Société

En quoi consiste le Service militaire volontaire inauguré par François Hollande ce jeudi ?

Par Thibaut Lehut, France Bleu Lorraine Nord et France Bleu jeudi 29 octobre 2015 à 15:57 Mis à jour le jeudi 29 octobre 2015 à 16:11

Le SMV veut former 1.000 personnes en deux ans, pour commencer.
Le SMV veut former 1.000 personnes en deux ans, pour commencer. © Maxppp

François Hollande inaugure ce jeudi le Service militaire volontaire. Le dispositif, imaginé après les attentats de janvier, va être testé dans trois centres dont celui de Montigny-lès-Metz (Moselle), que le chef de l'Etat a choisi pour son déplacement.

Le dispositif lancé ce jeudi par François Hollande en Moselle ne correspond ni au retour du service militaire, ni au service civique. Ce Service militaire volontaire (SMV) a été imaginé après les attentats de Charlie Hebdo et de l'Hyper Cacher en janvier dernier. Conçu pour inculquer le "vivre ensemble" à des jeunes en difficulté, il vise à les aider à accéder au marché du travail au terme d'un cursus d'apprentissage encadré par des militaires. Comment va-t-il fonctionner exactement ?

"Des jeunes en situation de décrochage ou de marginalisation" - Général Pillet, responsable du SMV

Ce SMV repose sur le volontariat, comme son nom l'indique. Mais il s'adresse en priorité à des "jeunes en situation de décrochage ou de marginalisation", sur le modèle d'un dispositif qui existe déjà outre-mer, explique le général Vianney Pillet, responsable du programme. Les candidats doivent avoir entre 18 et 25 ans, et se lancent dans un cursus qui peut durer de six à douze mois, selon le métier qu'ils choisissent d'apprendre.

Un mois de "classes"

Durant le premier mois ils feront leurs "classes", en apprenant "le respect de soi, les règles d'hygiène, le sport quotidien, le respect d'autrui, la ponctualité, la politesse", détaille le général. Pas d'entraînement au tir, en revanche, comme c'était le cas autrefois dans le cadre du service militaire. Au terme de ces trente premiers jours : une première cérémonie ponctuée par une remise de calot (un couvre-chef militaire).

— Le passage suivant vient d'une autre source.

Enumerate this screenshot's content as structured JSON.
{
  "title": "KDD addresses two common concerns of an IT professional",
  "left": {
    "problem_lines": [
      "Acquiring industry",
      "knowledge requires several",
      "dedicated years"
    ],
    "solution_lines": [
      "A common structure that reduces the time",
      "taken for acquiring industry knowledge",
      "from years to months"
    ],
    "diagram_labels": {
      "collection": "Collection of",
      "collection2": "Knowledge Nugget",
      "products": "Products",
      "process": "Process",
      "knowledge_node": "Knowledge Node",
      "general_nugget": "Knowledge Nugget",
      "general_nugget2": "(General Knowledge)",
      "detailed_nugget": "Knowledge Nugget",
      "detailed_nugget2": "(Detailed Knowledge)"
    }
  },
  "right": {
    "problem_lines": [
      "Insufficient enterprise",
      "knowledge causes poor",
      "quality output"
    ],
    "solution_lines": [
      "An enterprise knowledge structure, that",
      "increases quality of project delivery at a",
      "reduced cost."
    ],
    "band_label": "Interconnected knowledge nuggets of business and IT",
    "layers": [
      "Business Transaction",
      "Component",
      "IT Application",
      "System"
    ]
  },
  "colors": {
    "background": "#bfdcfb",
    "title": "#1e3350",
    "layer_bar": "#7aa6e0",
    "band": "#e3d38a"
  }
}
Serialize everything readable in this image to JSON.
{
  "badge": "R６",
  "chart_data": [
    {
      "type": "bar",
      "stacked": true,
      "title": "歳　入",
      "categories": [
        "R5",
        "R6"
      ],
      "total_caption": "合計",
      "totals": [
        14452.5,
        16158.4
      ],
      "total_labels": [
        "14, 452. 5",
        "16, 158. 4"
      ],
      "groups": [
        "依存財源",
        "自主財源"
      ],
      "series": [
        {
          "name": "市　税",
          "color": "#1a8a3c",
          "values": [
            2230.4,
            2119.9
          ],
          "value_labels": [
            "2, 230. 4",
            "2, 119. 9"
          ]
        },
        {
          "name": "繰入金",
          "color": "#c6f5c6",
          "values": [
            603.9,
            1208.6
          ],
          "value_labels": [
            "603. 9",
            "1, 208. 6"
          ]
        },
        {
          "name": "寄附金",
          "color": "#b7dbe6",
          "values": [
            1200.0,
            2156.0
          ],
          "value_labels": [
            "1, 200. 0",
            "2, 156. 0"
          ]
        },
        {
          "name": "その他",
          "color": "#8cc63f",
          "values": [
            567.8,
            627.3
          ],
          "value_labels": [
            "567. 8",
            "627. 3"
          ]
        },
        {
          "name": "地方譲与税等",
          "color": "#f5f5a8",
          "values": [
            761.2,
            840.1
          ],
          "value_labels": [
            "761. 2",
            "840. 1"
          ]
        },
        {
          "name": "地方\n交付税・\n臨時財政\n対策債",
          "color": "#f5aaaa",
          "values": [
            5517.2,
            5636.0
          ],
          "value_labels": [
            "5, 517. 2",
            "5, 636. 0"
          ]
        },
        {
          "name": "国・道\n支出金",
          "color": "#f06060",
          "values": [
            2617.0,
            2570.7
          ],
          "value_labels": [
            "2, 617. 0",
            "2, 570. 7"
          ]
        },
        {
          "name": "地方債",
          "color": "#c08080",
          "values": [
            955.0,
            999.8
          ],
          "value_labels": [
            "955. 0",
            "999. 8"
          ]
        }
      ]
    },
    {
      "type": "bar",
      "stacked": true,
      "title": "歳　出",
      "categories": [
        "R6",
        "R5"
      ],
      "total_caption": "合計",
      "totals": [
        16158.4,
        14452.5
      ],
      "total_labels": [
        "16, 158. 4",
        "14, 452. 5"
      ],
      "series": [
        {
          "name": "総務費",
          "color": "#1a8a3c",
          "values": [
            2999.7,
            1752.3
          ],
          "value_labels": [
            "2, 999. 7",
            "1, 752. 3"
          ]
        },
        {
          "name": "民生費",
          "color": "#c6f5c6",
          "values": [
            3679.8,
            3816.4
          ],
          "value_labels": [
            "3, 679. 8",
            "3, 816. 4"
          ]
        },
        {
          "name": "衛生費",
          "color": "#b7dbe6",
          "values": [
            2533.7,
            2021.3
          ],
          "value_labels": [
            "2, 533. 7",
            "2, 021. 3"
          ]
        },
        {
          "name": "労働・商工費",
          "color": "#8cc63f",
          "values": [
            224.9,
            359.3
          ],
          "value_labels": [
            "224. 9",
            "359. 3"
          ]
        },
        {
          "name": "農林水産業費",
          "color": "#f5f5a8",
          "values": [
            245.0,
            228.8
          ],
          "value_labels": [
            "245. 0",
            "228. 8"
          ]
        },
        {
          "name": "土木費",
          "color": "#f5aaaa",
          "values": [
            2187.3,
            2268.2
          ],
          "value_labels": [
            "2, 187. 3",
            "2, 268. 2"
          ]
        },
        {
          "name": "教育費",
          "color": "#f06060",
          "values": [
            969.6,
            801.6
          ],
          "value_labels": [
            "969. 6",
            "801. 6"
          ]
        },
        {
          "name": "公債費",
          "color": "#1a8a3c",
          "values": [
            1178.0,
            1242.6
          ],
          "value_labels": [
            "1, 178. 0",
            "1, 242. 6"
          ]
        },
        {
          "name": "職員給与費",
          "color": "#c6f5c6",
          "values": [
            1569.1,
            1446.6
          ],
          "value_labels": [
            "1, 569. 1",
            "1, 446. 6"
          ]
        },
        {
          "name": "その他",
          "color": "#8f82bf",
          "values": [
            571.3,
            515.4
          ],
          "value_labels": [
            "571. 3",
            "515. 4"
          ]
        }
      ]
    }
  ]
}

"Apprendre le respect de soi et d'autrui, la ponctualité, la politesse" - Général Pillet, responsable du SMV

Durant les deux à trois mois suivants, les jeunes suivent une formation complémentaire qui leur permet de passer gratuitement le permis de conduire, d'effectuer une remise à niveau scolaire et de suivre des cours d'instruction civique et de secourisme.

Entreprises partenaires

Vient ensuite le temps de la formation professionnelle, qui peut durer de deux à six mois, dans des domaines divers allant du bâtiment aux espaces verts, en passant par les métiers de bouche, d'agent commercial ou de cariste. Le cursus s'achève par la remise d'une "attestation de formation" validant les premiers acquis professionnels. Les entreprises partenaires peuvent ensuite s'engager à poursuivre cette formation et à embaucher les jeunes. En Île-de-France, le parc de loisirs Eurodisney a par exemple offert 30 places de commis de cuisine, hôte de billetterie ou vendeur boutique, et la SNCF 50 places de commercial, opérateur de voie ferrée ou agent de maintenance de matériel.

Le centre inauguré par François Hollande ce jeudi à Montigny-lès-Metz (Moselle) accueille d'ores et déjà 110 jeunes depuis la mi-octobre. C'est l'un des trois centres dans lesquels le dispositif est testé dans un premier temps. Le deuxième est situé à Brétigny-sur-Orge (Essonne) et ouvrira le 3 novembre. Le troisième est à La Rochelle (Charente-Maritime) et sera opérationnel le 13 janvier.

35 à 40 millions d'euros sur deux ans

L'objectif, à terme, est de former 300 personnes cette année, 700 l'an prochain. Le coût de ces deux premières années de fonctionnement s'élève à 35-40 millions d'euros. Une dépense supportée par le ministère de la Défense.